Le long fleuve pas tranquille de la cohabitation

Cette première cohabitation a innové une nouvelle pratique des institutions : le pouvoir s’est déplacé de l’Élysée à Matignon, mais n’a pas pour autant renforcer l’influence du Parlement. Au contraire, sous prétexte de contexte institutionnel délicat (cohabitation et majorité très courte), Jacques Chirac a pu imposer la discipline au sein de sa majorité. Ce fut le cas aussi dans d’autres cohabitations, même lorsque la majorité était large (comme sous Édouard Balladur).

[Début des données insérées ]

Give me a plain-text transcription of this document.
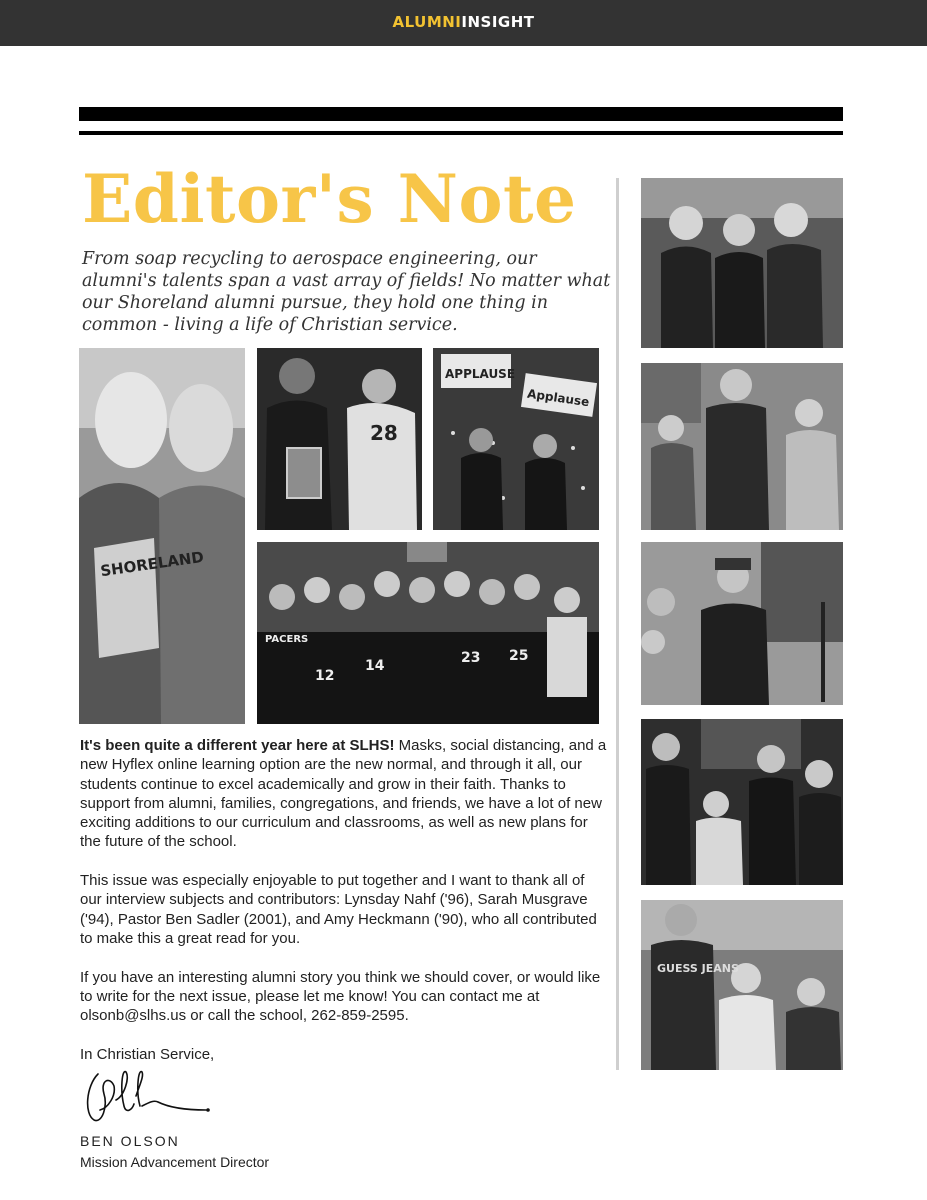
ALUMNIINSIGHT
Editor's Note

From soap recycling to aerospace engineering, our alumni's talents span a vast array of fields! No matter what our Shoreland alumni pursue, they hold one thing in common - living a life of Christian service.

SHORELAND
28
APPLAUSE
Applause
PACERS
12
14	23 25
GUESS JEANS

It's been quite a different year here at SLHS! Masks, social distancing, and a new Hyflex online learning option are the new normal, and through it all, our students continue to excel academically and grow in their faith. Thanks to support from alumni, families, congregations, and friends, we have a lot of new exciting additions to our curriculum and classrooms, as well as new plans for the future of the school.

This issue was especially enjoyable to put together and I want to thank all of our interview subjects and contributors: Lynsday Nahf ('96), Sarah Musgrave ('94), Pastor Ben Sadler (2001), and Amy Heckmann ('90), who all contributed to make this a great read for you.

If you have an interesting alumni story you think we should cover, or would like to write for the next issue, please let me know! You can contact me at olsonb@slhs.us or call the school, 262-859-2595.

In Christian Service,

BEN OLSON
Mission Advancement Director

Jacques Chirac a tenté de déconstruire tout ce que le pouvoir socialo-communiste avait bâti les cinq années précédentes, et en particulier en suppriment l’impôt sur les grandes fortunes, en rétablissement le scrutin majoritaire à deux tours pour les élections législatives, en privatisant les entreprises qui ont été nationalisées par la gauche et en réformant l’audiovisuel public.

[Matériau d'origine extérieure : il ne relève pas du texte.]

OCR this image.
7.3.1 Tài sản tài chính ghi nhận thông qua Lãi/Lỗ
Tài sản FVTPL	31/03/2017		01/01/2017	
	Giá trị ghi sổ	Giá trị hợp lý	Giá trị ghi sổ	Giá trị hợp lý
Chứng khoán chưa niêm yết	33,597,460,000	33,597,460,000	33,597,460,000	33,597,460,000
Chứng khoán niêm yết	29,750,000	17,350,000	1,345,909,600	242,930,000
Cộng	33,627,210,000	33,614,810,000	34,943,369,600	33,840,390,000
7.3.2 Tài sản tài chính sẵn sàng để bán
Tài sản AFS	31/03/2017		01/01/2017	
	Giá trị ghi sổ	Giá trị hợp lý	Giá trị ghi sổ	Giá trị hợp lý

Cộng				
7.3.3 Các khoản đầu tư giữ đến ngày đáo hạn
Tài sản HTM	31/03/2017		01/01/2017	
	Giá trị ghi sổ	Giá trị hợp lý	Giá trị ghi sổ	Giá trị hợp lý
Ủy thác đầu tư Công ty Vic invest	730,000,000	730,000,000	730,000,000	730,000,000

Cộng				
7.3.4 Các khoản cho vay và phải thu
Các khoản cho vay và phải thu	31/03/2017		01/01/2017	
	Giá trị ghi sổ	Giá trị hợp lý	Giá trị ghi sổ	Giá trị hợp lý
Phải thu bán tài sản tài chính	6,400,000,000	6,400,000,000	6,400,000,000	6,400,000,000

Mais, en embuscade, François Mitterrand a réussi à faire valoir son autorité présidentielle en refusant de signer les ordonnances pour le scrutin majoritaire, les privatisations et l’audiovisuel public. Il l’a annoncé le 14 juillet 1986 en pleine garden-party, et cela a failli faire exploser la cohabitation. Jacques Chirac n’a toutefois pas voulu s’enliser dans un débat constitutionnel (le Président de la République a-t-il le droit de refuser de promulguer des ordonnances ?) et a pris un peu plus de temps en passant par la voie de la loi (c’était juste une manœuvre de François Mitterrand puisque ce dernier avait admis qu’il ne pourrait pas refuser de promulguer les lois, même celles qui ne lui plaisaient pas).

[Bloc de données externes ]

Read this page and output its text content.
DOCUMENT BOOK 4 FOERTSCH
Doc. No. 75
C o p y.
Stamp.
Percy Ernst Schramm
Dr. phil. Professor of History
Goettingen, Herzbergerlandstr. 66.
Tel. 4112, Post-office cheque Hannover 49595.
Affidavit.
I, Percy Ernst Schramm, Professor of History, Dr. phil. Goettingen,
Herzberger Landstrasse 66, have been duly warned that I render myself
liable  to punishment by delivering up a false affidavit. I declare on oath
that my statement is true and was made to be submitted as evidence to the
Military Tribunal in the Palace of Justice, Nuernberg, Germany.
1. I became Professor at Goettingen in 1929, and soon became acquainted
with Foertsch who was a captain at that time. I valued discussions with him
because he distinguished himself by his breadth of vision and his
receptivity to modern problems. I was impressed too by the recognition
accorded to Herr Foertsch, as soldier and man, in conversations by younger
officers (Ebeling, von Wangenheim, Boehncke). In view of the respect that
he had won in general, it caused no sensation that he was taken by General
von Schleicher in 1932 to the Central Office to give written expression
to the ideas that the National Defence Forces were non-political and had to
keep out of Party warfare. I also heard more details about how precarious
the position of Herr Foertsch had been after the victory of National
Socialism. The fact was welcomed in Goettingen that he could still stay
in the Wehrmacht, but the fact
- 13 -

Au-delà des attentats terroristes d’Action directe (notamment l’assassinat de Georges Besse le 17 novembre 1986 commis entre autres par Jean-Marc Rouillan, qui avait été remis en liberté en 1981 par une loi d’amnistie voulue par François Mitterrand, et qui s’est permis dans une interview le 23 février 2016 à Radio Grenouille de faire l’apologie des lâches terroristes des attentats du 13 novembre 2015 à Paris) et du conflit en Nouvelle-Calédonie (avec la prise d’otages dans la grotte d’Ouvéa qui a été "réglée" entre les deux tours de l’élection présidentielle), il y a eu aussi les manifestations contre le projet de loi réformant les universités et porté par Alain Devaquet, qui fut retiré après la mort de Malik Oussekine le 6 décembre 1986.

Dans les conférences internationales, Jacques Chirac a imposé sa présence aux côtés de François Mitterrand et cela, au détriment du Ministre des Affaires étrangères. Y compris lors des conférences de presse ponctuant la conférence internationale.

Ce fut donc une cohabitation conflictuelle qui termina très mal puisque les deux têtes de l’État furent candidates à l’élection présidentielle de 1988 (entretenant le suspens, François Mitterrand ne s’était déclaré que le 22 mars 1988) et elles ont été qualifiées au second tour.

Pour préparer le débat télévisé entre les deux tours, le 28 avril 1988, François Mitterrand avait porté le niveau de machiavélisme et de mesquinerie à son comble en imposant la largeur de la table qui allait séparer les deux protagonistes : elle fut de la même largeur que celle du conseil des ministres, pour mettre Jacques Chirac en état de subordination et pas au même niveau d’égalité.

Du coup, il y a eu ce fameux échange où Jacques Chirac a lancé : « Permettez-moi de vous dire que ce soir, je ne suis pas le Premier Ministre et vous n’êtes pas le Président de la République, nous sommes deux candidats, à égalité, et qui se soumettent au jugement des Français, le seul qui compte. Vous me permettrez donc de vous appeler "Monsieur Mitterrand". », et François Mitterrand de répondre très goguenard : « Mais vous avez tout à fait raison, Monsieur le Premier Ministre ! ».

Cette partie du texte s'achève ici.